- Tamil name: ஈழ தேசிய ஜனநாய விடுதலை முன்னணி
- Secretary: G. Gnanasegeram (Paranthan Rajan)
- Founder: G. Gnanasegeram (Paranthan Rajan)
- Founded: 1987
- Dissolved: August 2011
- Split from: EPRLF, PLOTE, TELO
- Preceded by: Three Stars
- Headquarters: 315, Kandy Rd, Kilinochchi

Election symbol
- Bull

= Eelam National Democratic Liberation Front =

The Eelam National Democratic Liberation Front (ENDLF) was a former Indian-backed Tamil militant group in Sri Lanka. It was formed in 1987 as an amalgamation of splinter groups from other militant groups (Eelam People's Revolutionary Liberation Front, People's Liberation Organisation of Tamil Eelam, Tamil Eelam Liberation Organization). It later became a pro-government paramilitary group and political party.
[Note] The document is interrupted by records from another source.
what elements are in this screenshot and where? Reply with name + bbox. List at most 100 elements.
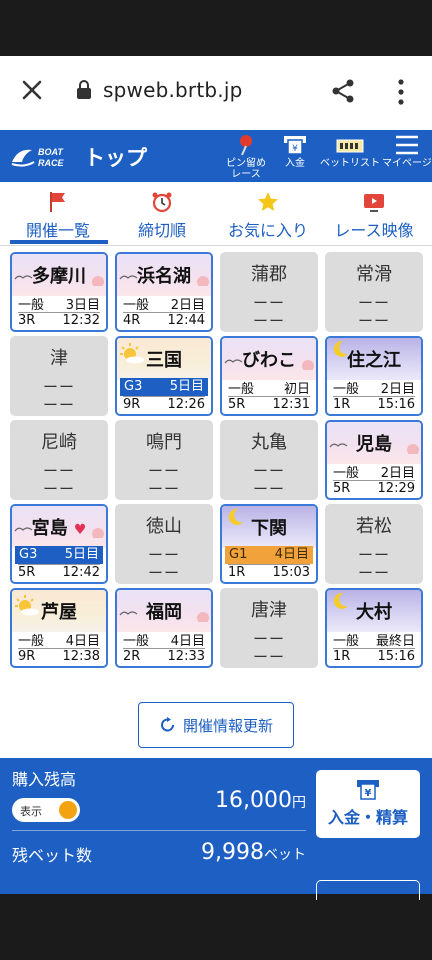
grade-badge: G3 5日目 xyxy=(120,378,208,396)
page-title: トップ xyxy=(84,146,147,170)
venue-name: 下関 xyxy=(251,518,287,539)
svg-text:¥: ¥ xyxy=(365,788,372,799)
url-text[interactable]: spweb.brtb.jp xyxy=(103,78,243,102)
venue-card[interactable]: 蒲郡 ーー ーー xyxy=(220,252,318,332)
venue-name: 福岡 xyxy=(146,602,182,623)
grade-row: 一般 2日目 xyxy=(333,466,415,481)
grade-row: 一般 最終日 xyxy=(333,634,415,649)
venue-name: 浜名湖 xyxy=(137,266,191,287)
pin-race-button[interactable]: ピン留め レース xyxy=(226,134,266,180)
deposit-settle-button[interactable]: ¥ 入金・精算 xyxy=(316,770,420,838)
venue-card[interactable]: 徳山 ーー ーー xyxy=(115,504,213,584)
close-icon[interactable] xyxy=(20,78,44,102)
tab-deadline[interactable]: 締切順 xyxy=(108,190,216,241)
venue-name: 若松 xyxy=(356,516,392,537)
venue-grid: 多摩川 一般 3日目 3R 12:32 浜名湖 一般 2日目 4R 12:44 蒲郡 ーー ーー 常滑 ーー… xyxy=(0,246,432,758)
venue-card[interactable]: 福岡 一般 4日目 2R 12:33 xyxy=(115,588,213,668)
betlist-button[interactable]: ベットリスト xyxy=(320,134,380,169)
venue-card[interactable]: 住之江一般 2日目 1R 15:16 xyxy=(325,336,423,416)
alarm-clock-icon xyxy=(152,192,172,213)
tab-favorites[interactable]: お気に入り xyxy=(214,190,322,241)
lock-icon xyxy=(77,80,91,99)
venue-name: 丸亀 xyxy=(251,432,287,453)
svg-text:¥: ¥ xyxy=(292,144,298,154)
grade-row: 一般 初日 xyxy=(228,382,310,397)
venue-dash: ーー xyxy=(357,312,390,330)
venue-name: 宮島 ♥ xyxy=(31,518,87,539)
venue-card[interactable]: 浜名湖一般 2日目 4R 12:44 xyxy=(115,252,213,332)
venue-name: 尼崎 xyxy=(41,432,77,453)
grade-row: 一般 3日目 xyxy=(18,298,100,313)
grade-row: 一般 2日目 xyxy=(123,298,205,313)
balance-label: 購入残高 xyxy=(12,770,77,789)
secondary-button[interactable] xyxy=(316,880,420,900)
more-vert-icon[interactable] xyxy=(394,78,408,106)
grade-row: 一般 2日目 xyxy=(333,382,415,397)
balance-display-toggle[interactable]: 表示 xyxy=(12,798,80,822)
tab-bar: 開催一覧 締切順 お気に入り レース映像 xyxy=(0,182,432,246)
pin-icon xyxy=(240,135,252,156)
venue-card[interactable]: 丸亀 ーー ーー xyxy=(220,420,318,500)
race-time-row: 1R 15:16 xyxy=(333,648,415,664)
divider xyxy=(12,830,306,831)
app-header: BOAT RACE トップ ピン留め レース ¥ 入金 ベットリスト マイページ xyxy=(0,130,432,182)
remaining-bets-value: 9,998ベット xyxy=(201,840,306,865)
venue-card[interactable]: 常滑 ーー ーー xyxy=(325,252,423,332)
tab-race-video[interactable]: レース映像 xyxy=(320,190,428,241)
race-time-row: 4R 12:44 xyxy=(123,312,205,328)
deposit-icon: ¥ xyxy=(284,136,306,155)
venue-card[interactable]: びわこ一般 初日 5R 12:31 xyxy=(220,336,318,416)
mypage-button[interactable]: マイページ xyxy=(382,134,432,169)
venue-name: びわこ xyxy=(242,350,296,371)
heart-icon: ♥ xyxy=(73,522,87,538)
browser-url-bar: spweb.brtb.jp xyxy=(0,56,432,130)
wallet-panel: 購入残高 表示 16,000円 残ベット数 9,998ベット ¥ 入金・精算 xyxy=(0,758,432,900)
venue-card[interactable]: 唐津 ーー ーー xyxy=(220,588,318,668)
venue-dash: ーー xyxy=(357,564,390,582)
betlist-icon xyxy=(336,139,364,153)
header-deposit-button[interactable]: ¥ 入金 xyxy=(282,134,308,169)
venue-name: 唐津 xyxy=(251,600,287,621)
tab-indicator xyxy=(10,240,108,244)
venue-name: 児島 xyxy=(356,434,392,455)
grade-row: 一般 4日目 xyxy=(123,634,205,649)
venue-card[interactable]: 三国 G3 5日目 9R 12:26 xyxy=(115,336,213,416)
share-icon[interactable] xyxy=(330,78,356,104)
venue-card[interactable]: 大村一般 最終日 1R 15:16 xyxy=(325,588,423,668)
venue-card[interactable]: 下関 G1 4日目 1R 15:03 xyxy=(220,504,318,584)
grade-row: 一般 4日目 xyxy=(18,634,100,649)
star-icon xyxy=(258,192,278,211)
refresh-icon xyxy=(160,717,174,732)
venue-name: 住之江 xyxy=(347,350,401,371)
refresh-button[interactable]: 開催情報更新 xyxy=(138,702,294,748)
venue-name: 津 xyxy=(50,348,68,369)
venue-dash: ーー xyxy=(147,564,180,582)
race-time-row: 1R 15:16 xyxy=(333,396,415,412)
balance-value: 16,000円 xyxy=(215,788,306,813)
venue-card[interactable]: 津ーー ーー xyxy=(10,336,108,416)
boatrace-logo[interactable]: BOAT RACE xyxy=(10,142,72,170)
race-time-row: 5R 12:42 xyxy=(18,564,100,580)
toggle-knob xyxy=(59,801,77,819)
race-time-row: 9R 12:26 xyxy=(123,396,205,412)
venue-card[interactable]: 児島 一般 2日目 5R 12:29 xyxy=(325,420,423,500)
remaining-bets-label: 残ベット数 xyxy=(12,846,93,865)
venue-card[interactable]: 鳴門 ーー ーー xyxy=(115,420,213,500)
venue-name: 常滑 xyxy=(356,264,392,285)
venue-card[interactable]: 多摩川一般 3日目 3R 12:32 xyxy=(10,252,108,332)
venue-card[interactable]: 尼崎 ーー ーー xyxy=(10,420,108,500)
deposit-icon: ¥ xyxy=(357,780,379,800)
venue-dash: ーー xyxy=(147,480,180,498)
venue-name: 多摩川 xyxy=(32,266,86,287)
tab-schedule[interactable]: 開催一覧 xyxy=(4,190,112,241)
venue-name: 大村 xyxy=(356,602,392,623)
venue-card[interactable]: 若松 ーー ーー xyxy=(325,504,423,584)
grade-badge: G1 4日目 xyxy=(225,546,313,564)
venue-dash: ーー xyxy=(252,648,285,666)
venue-card[interactable]: 宮島 ♥ G3 5日目 5R 12:42 xyxy=(10,504,108,584)
menu-icon xyxy=(395,135,418,155)
venue-name: 芦屋 xyxy=(41,602,77,623)
race-time-row: 5R 12:31 xyxy=(228,396,310,412)
venue-card[interactable]: 芦屋 一般 4日目 9R 12:38 xyxy=(10,588,108,668)
race-time-row: 3R 12:32 xyxy=(18,312,100,328)
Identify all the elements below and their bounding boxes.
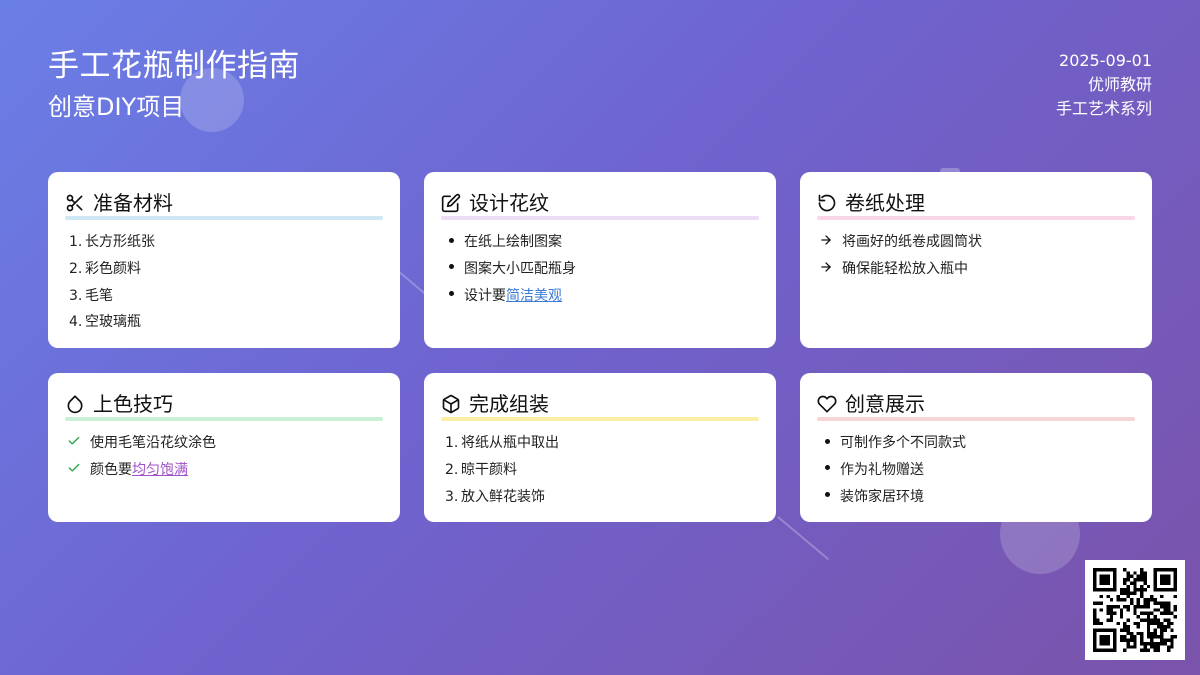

In August 2011, the party was deregistered.

==Formation==
Gnanapiragasam Gnanasekaran (alias Paranthan Rajan), a leading member of the PLOTE, formed the Three Stars militant group with splinter groups of the TELO and EPRLF after leaving the PLOTE. In 1987, Three Stars merged with a PLOTE splinter group led by Jotheeswaran (alias Kannan) and an EPRLF splinter group led by Douglas Devananda to form the Eelam National Democratic Liberation Front. This was done with the support of the Research and Analysis Wing, the Indian intelligence agency. Devananda left the ENDLF and formed the Eelam People's Democratic Party after the Indo-Sri Lanka Accord was signed.

==Politics==
The ENDLF was very active during the Indian Peace Keeping Force's occupation of northeast Sri Lanka between 1987 and 1990. It took part in the 1988 North Eastern provincial council election and the 1989 parliamentary election. When the IPKF withdrew from Sri Lanka in 1990, the ENDLF also retreated to India. The ENDLF remained dormant until the defection of LTTE commander Karuna in 2004. Karuna joined the ENDLF and became its president, and the ENDLF soon took a strongly anti-LTTE stance. Karuna has since left the ENDLF but the ENDLF remained a pro-government paramilitary group and political party until its deregistration.